Central sensitization: according to professor Dickenson

At the third international Congress on neuropathic pain in Athens (NeuPSIG, may 2010) professor Anthony Dickenson gave a nice and crisp talk on central sensitization. Dickenson pointed out that within the spinal cord, a number of changes underlie central sensitization. Whereby the response to a given input is increased by central spinal mechanisms

First step: calcium channel involvement

pixabay-583713-INP Central sensitization

involvement of calcium channels that are essential for transmitter release onto spinal neurons. Gabapentin and Pregabalin act on these changed calcium channels. This increase in transmitter release leads to greater levels of activation of spinal receptors and increased neuronal excitability.

Second step: activation NMDA receptor

In the spinal cord, the release of peptides and glutamate causes activation of the N-methyl-D-aspartate (NMDA) receptor for glutamate in persistent pain states which, in concert with other spinal systems, generates spinal hypersensitivity.

Third step: wind up and LTP

Activation of the NMDA receptor underlies two key processes, 

  • wind-up and 
  • long term potentiation (LTP).

 Fourth step: Wind-up 

Wind-up: This is an increase in neuronal responses to a given constant stimulus – also known as temporal summation. If the input continues, the responses remain elevated. Wind-up is induced by C and A-delta fibre inputs but once produced, enhances all responses, including those to low threshold inputs.

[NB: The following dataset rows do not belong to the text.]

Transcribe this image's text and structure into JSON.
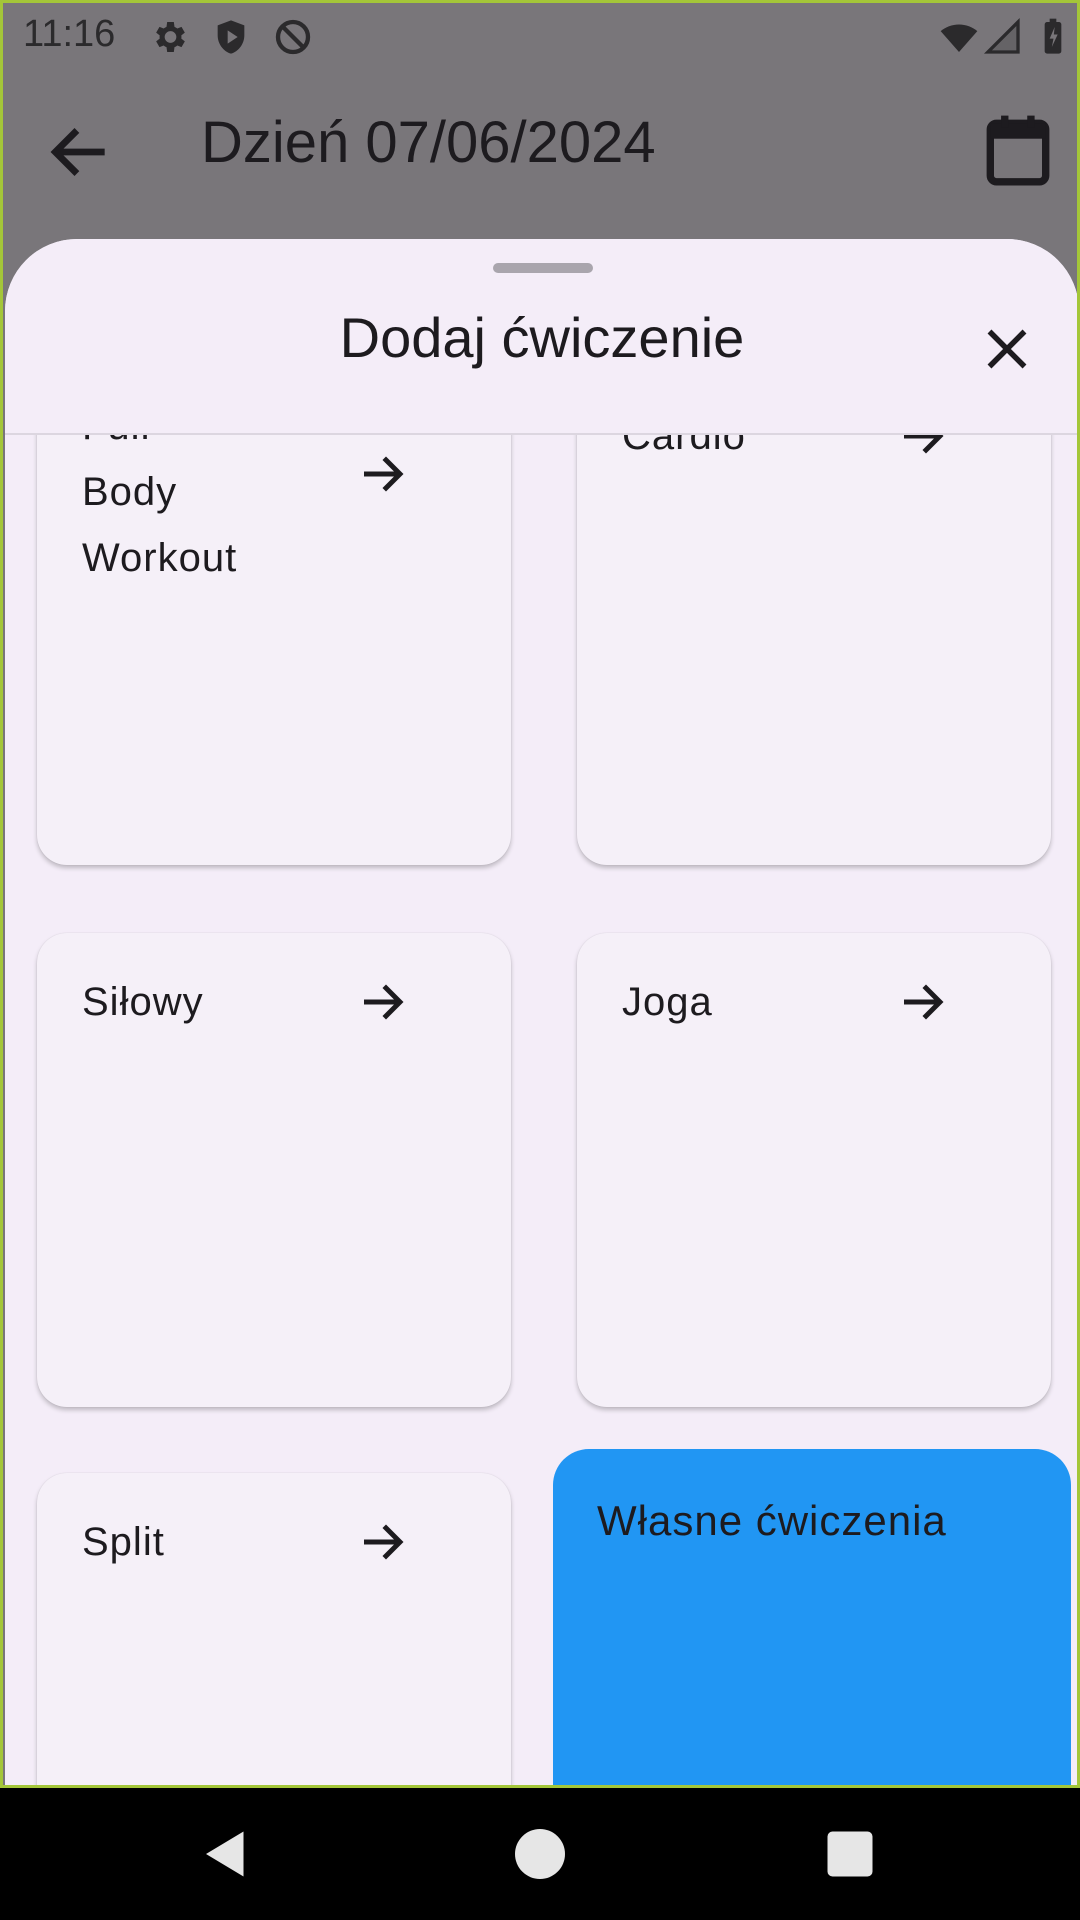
{
  "status_bar": {
    "time": "11:16",
    "icons": [
      "settings-icon",
      "shield-icon",
      "do-not-disturb-icon",
      "wifi-icon",
      "signal-icon",
      "battery-charging-icon"
    ]
  },
  "app_bar": {
    "title": "Dzień 07/06/2024",
    "back_icon": "arrow-back-icon",
    "calendar_icon": "calendar-icon"
  },
  "sheet": {
    "title": "Dodaj ćwiczenie",
    "close_icon": "close-icon",
    "categories": [
      {
        "label": "Full\nBody\nWorkout"
      },
      {
        "label": "Cardio"
      },
      {
        "label": "Siłowy"
      },
      {
        "label": "Joga"
      },
      {
        "label": "Split"
      }
    ],
    "custom": {
      "label": "Własne ćwiczenia"
    }
  },
  "colors": {
    "scrim": "#79767a",
    "sheet_bg": "#f4edf8",
    "card_bg": "#f5f0f8",
    "custom_card": "#2196f3",
    "frame_border": "#a4c639"
  }
}
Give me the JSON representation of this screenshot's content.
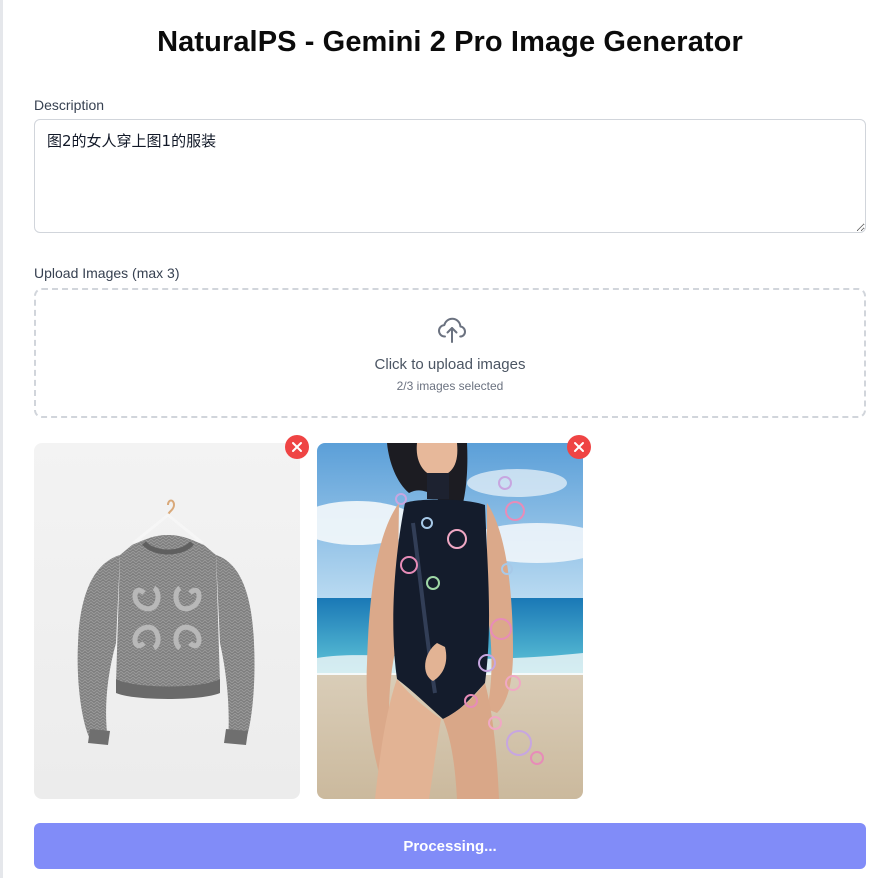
{
  "app": {
    "title": "NaturalPS - Gemini 2 Pro Image Generator"
  },
  "description": {
    "label": "Description",
    "value": "图2的女人穿上图1的服装"
  },
  "upload": {
    "label": "Upload Images (max 3)",
    "prompt": "Click to upload images",
    "status": "2/3 images selected",
    "icon": "cloud-upload-icon"
  },
  "previews": [
    {
      "name": "image-1",
      "subject": "grey knit sweater on hanger"
    },
    {
      "name": "image-2",
      "subject": "woman in swimsuit on beach with bubbles"
    }
  ],
  "submit": {
    "label": "Processing..."
  },
  "colors": {
    "accent": "#818cf8",
    "remove": "#ef4444"
  }
}
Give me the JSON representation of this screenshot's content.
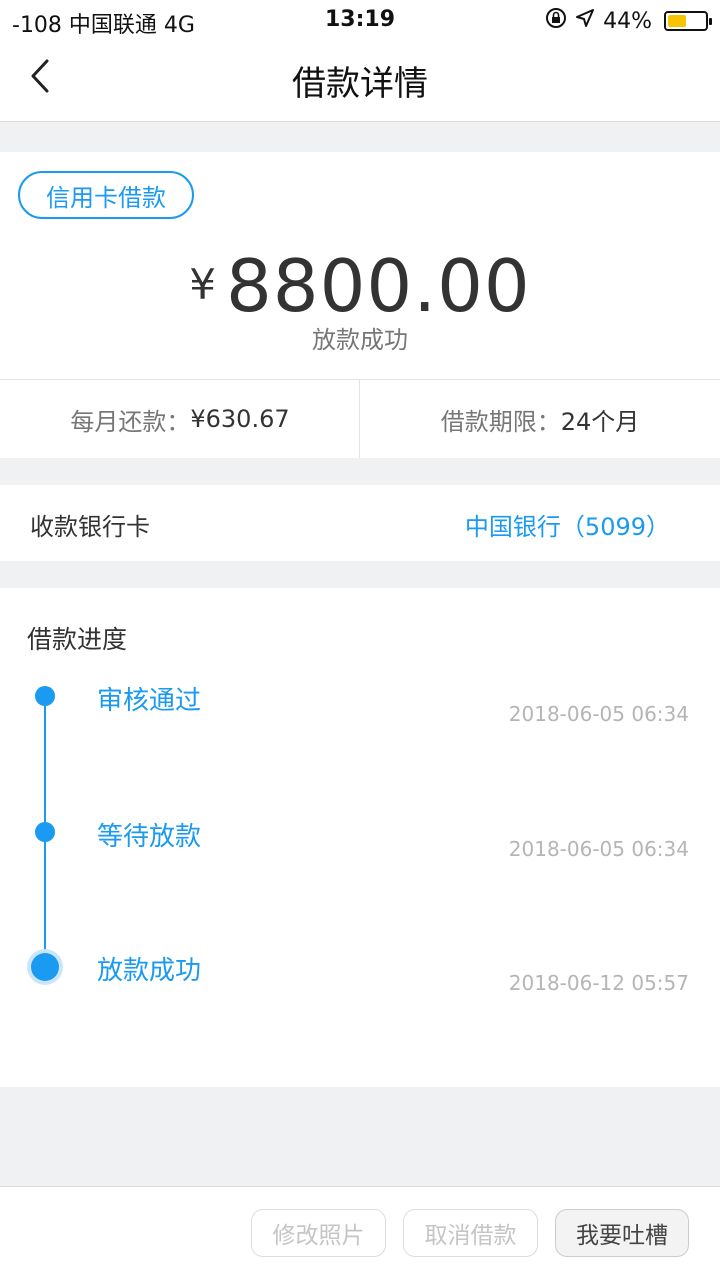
{
  "status_bar": {
    "carrier": "-108 中国联通   4G",
    "time": "13:19",
    "battery": "44%"
  },
  "nav": {
    "title": "借款详情"
  },
  "loan": {
    "tag": "信用卡借款",
    "currency": "¥",
    "amount": "8800.00",
    "status": "放款成功",
    "monthly_label": "每月还款：",
    "monthly_value": "¥630.67",
    "term_label": "借款期限：",
    "term_value": "24个月"
  },
  "bank": {
    "label": "收款银行卡",
    "value": "中国银行（5099）"
  },
  "progress": {
    "title": "借款进度",
    "steps": [
      {
        "label": "审核通过",
        "time": "2018-06-05 06:34"
      },
      {
        "label": "等待放款",
        "time": "2018-06-05 06:34"
      },
      {
        "label": "放款成功",
        "time": "2018-06-12 05:57"
      }
    ]
  },
  "actions": {
    "edit_photos": "修改照片",
    "cancel_loan": "取消借款",
    "feedback": "我要吐槽"
  },
  "colors": {
    "accent": "#1a9af0",
    "battery": "#f6c400"
  }
}
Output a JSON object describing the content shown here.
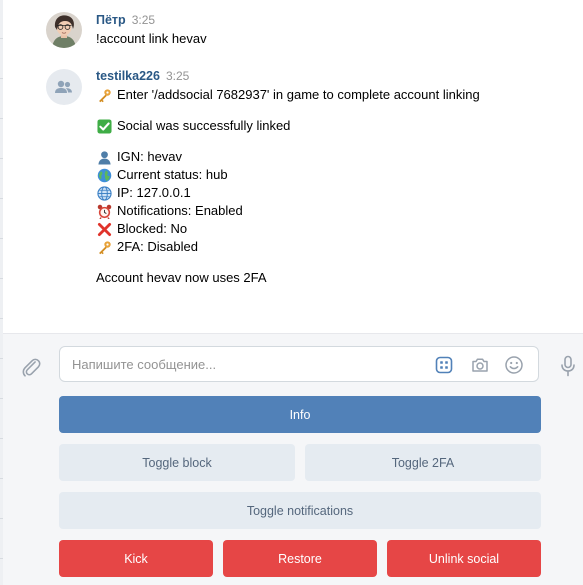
{
  "messages": [
    {
      "author": "Пётр",
      "time": "3:25",
      "avatar_icon": "user-photo-avatar",
      "text": "!account link hevav"
    },
    {
      "author": "testilka226",
      "time": "3:25",
      "avatar_icon": "group-avatar",
      "lines": {
        "instruction": "Enter '/addsocial 7682937' in game to complete account linking",
        "linked": "Social was successfully linked",
        "ign": "IGN: hevav",
        "status": "Current status: hub",
        "ip": "IP: 127.0.0.1",
        "notifications": "Notifications: Enabled",
        "blocked": "Blocked: No",
        "twofa": "2FA: Disabled",
        "uses_2fa": "Account hevav now uses 2FA"
      },
      "emoji_icons": {
        "instruction": "key-emoji",
        "linked": "check-mark-emoji",
        "ign": "bust-silhouette-emoji",
        "status": "globe-emoji",
        "ip": "globe-meridians-emoji",
        "notifications": "alarm-clock-emoji",
        "blocked": "cross-mark-emoji",
        "twofa": "key-emoji"
      }
    }
  ],
  "composer": {
    "placeholder": "Напишите сообщение...",
    "icons": [
      "paperclip-icon",
      "keyboard-icon",
      "camera-icon",
      "emoji-icon",
      "microphone-icon"
    ]
  },
  "keyboard": {
    "info": "Info",
    "toggle_block": "Toggle block",
    "toggle_2fa": "Toggle 2FA",
    "toggle_notifications": "Toggle notifications",
    "kick": "Kick",
    "restore": "Restore",
    "unlink_social": "Unlink social"
  },
  "colors": {
    "author_link": "#2a5885",
    "primary_button": "#5181b8",
    "secondary_button": "#e5ebf1",
    "negative_button": "#e64646",
    "composer_bg": "#f5f6f8"
  }
}
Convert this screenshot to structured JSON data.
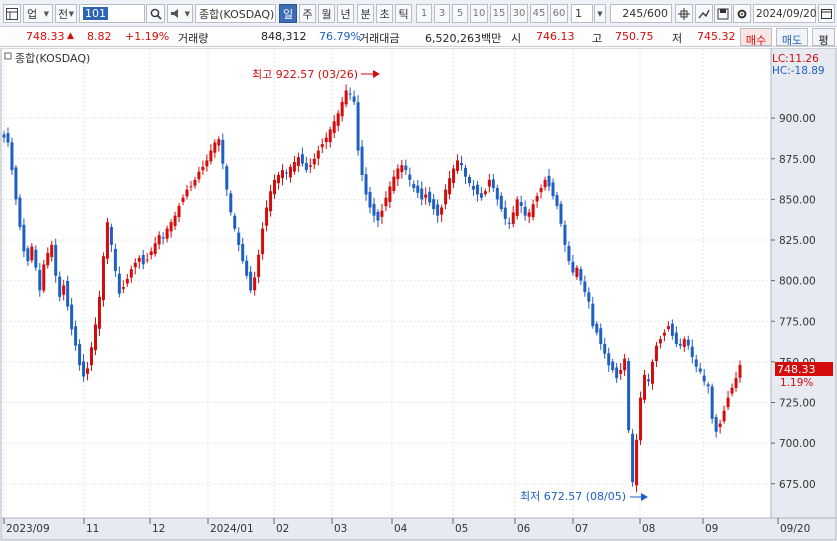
{
  "toolbar": {
    "market_label": "업",
    "period_label": "전",
    "code_value": "101",
    "index_name": "종합(KOSDAQ)",
    "period_tabs": [
      "일",
      "주",
      "월",
      "년",
      "분",
      "초",
      "틱"
    ],
    "active_period": "일",
    "interval_buttons": [
      "1",
      "3",
      "5",
      "10",
      "15",
      "30",
      "45",
      "60"
    ],
    "interval_select": "1",
    "count_display": "245",
    "count_total": "/600",
    "date_value": "2024/09/20"
  },
  "quote": {
    "price": "748.33",
    "change": "8.82",
    "change_pct": "+1.19%",
    "volume_label": "거래량",
    "volume": "848,312",
    "volume_ratio": "76.79%",
    "amount_label": "거래대금",
    "amount": "6,520,263백만",
    "open_label": "시",
    "open": "746.13",
    "high_label": "고",
    "high": "750.75",
    "low_label": "저",
    "low": "745.32",
    "buy_label": "매수",
    "sell_label": "매도",
    "avg_label": "평"
  },
  "chart_data": {
    "type": "candlestick",
    "title": "종합(KOSDAQ)",
    "lc_label": "LC:11.26",
    "hc_label": "HC:-18.89",
    "ylim": [
      657,
      937
    ],
    "yticks": [
      "900.00",
      "875.00",
      "850.00",
      "825.00",
      "800.00",
      "775.00",
      "750.00",
      "725.00",
      "700.00",
      "675.00"
    ],
    "xticks": [
      "2023/09",
      "11",
      "12",
      "2024/01",
      "02",
      "03",
      "04",
      "05",
      "06",
      "07",
      "08",
      "09",
      "09/20"
    ],
    "high_annotation": "최고 922.57 (03/26)",
    "low_annotation": "최저 672.57 (08/05)",
    "last_price": "748.33",
    "last_change_pct": "1.19%",
    "colors": {
      "up": "#d40c0c",
      "down": "#1f5fc1",
      "grid": "#e3e6ec",
      "axis_bg": "#e5e8ef"
    },
    "close": [
      888,
      885,
      868,
      850,
      833,
      818,
      812,
      821,
      808,
      794,
      810,
      817,
      822,
      803,
      790,
      797,
      784,
      770,
      760,
      748,
      741,
      746,
      759,
      773,
      790,
      815,
      836,
      822,
      806,
      792,
      796,
      801,
      807,
      811,
      814,
      810,
      813,
      818,
      823,
      828,
      826,
      832,
      836,
      840,
      846,
      851,
      856,
      858,
      862,
      867,
      870,
      874,
      880,
      885,
      887,
      872,
      856,
      842,
      832,
      822,
      812,
      803,
      794,
      802,
      816,
      832,
      845,
      855,
      862,
      865,
      868,
      866,
      870,
      873,
      876,
      872,
      868,
      871,
      875,
      880,
      884,
      888,
      893,
      898,
      903,
      910,
      917,
      915,
      910,
      880,
      865,
      853,
      845,
      840,
      837,
      843,
      851,
      858,
      864,
      869,
      871,
      868,
      862,
      857,
      854,
      850,
      853,
      848,
      844,
      840,
      845,
      856,
      863,
      869,
      874,
      871,
      864,
      860,
      856,
      853,
      851,
      855,
      862,
      857,
      850,
      844,
      838,
      835,
      842,
      850,
      846,
      840,
      842,
      847,
      852,
      857,
      862,
      858,
      852,
      846,
      835,
      822,
      812,
      805,
      808,
      800,
      793,
      787,
      772,
      768,
      761,
      755,
      748,
      745,
      740,
      745,
      752,
      708,
      676,
      702,
      728,
      742,
      738,
      750,
      760,
      764,
      768,
      772,
      766,
      761,
      760,
      764,
      760,
      753,
      747,
      744,
      738,
      735,
      715,
      707,
      712,
      720,
      728,
      734,
      740,
      748
    ]
  }
}
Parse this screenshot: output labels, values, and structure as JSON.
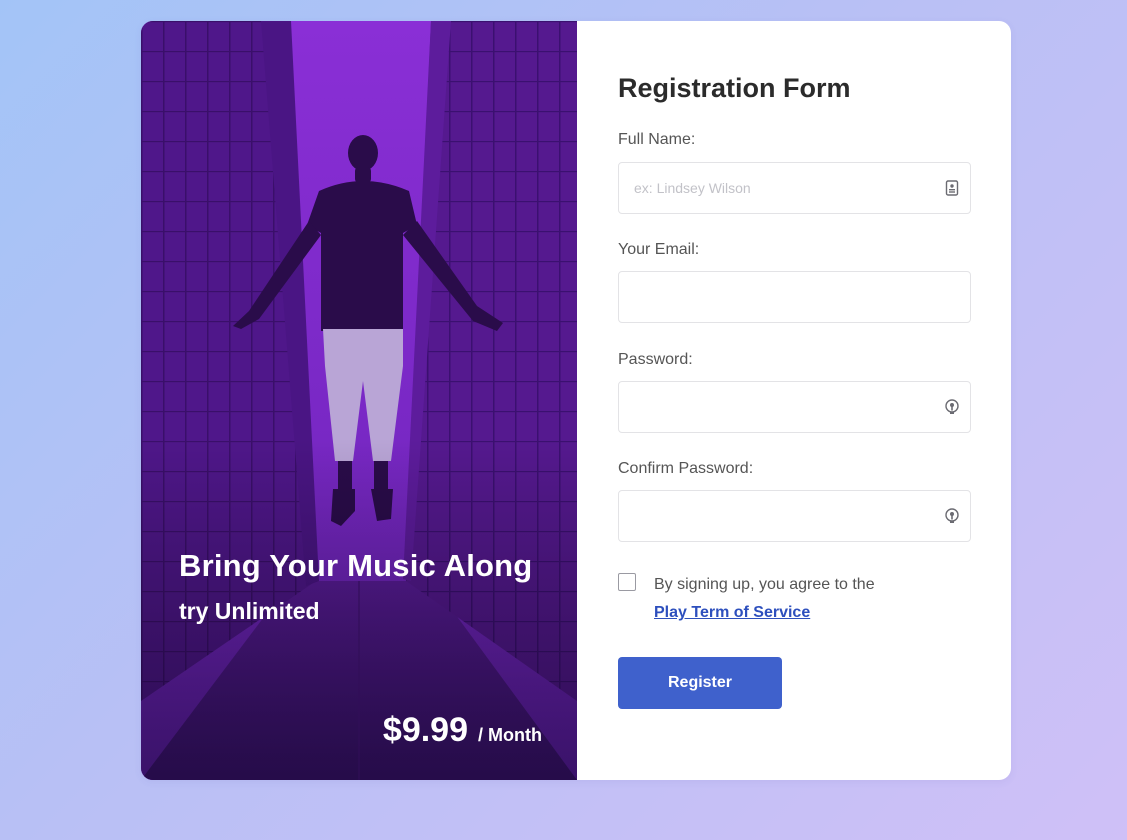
{
  "promo": {
    "headline": "Bring Your Music Along",
    "subline": "try Unlimited",
    "price": "$9.99",
    "period": "/ Month",
    "tint_color": "#5e1aa3"
  },
  "form": {
    "title": "Registration Form",
    "fields": [
      {
        "label": "Full Name:",
        "placeholder": "ex: Lindsey Wilson",
        "value": "",
        "icon": "contact-card-icon"
      },
      {
        "label": "Your Email:",
        "placeholder": "",
        "value": "",
        "icon": ""
      },
      {
        "label": "Password:",
        "placeholder": "",
        "value": "",
        "icon": "password-key-icon"
      },
      {
        "label": "Confirm Password:",
        "placeholder": "",
        "value": "",
        "icon": "password-key-icon"
      }
    ],
    "agreement_text": "By signing up, you agree to the",
    "agreement_link": "Play Term of Service",
    "agreement_checked": false,
    "submit_label": "Register"
  },
  "colors": {
    "accent": "#3f61cc",
    "link": "#2d4fbd",
    "background_start": "#a3c4f7",
    "background_end": "#cfc0f7"
  }
}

Once the peripheral input declines, there is a slow return in neuronal responses back to baseline. Here, blocking peripheral drives should attenuate central sensitization.

Next: wind-up into LRP 

Professor Dickenson followed with: LTP is a longer lasting version of wind-up where a high frequency C-fibre input now produces hours of excitability. An event that persists even though the input is terminated. Genes that are implicated in memory processes add to the neuronal changes. And many intracellular processes are altered.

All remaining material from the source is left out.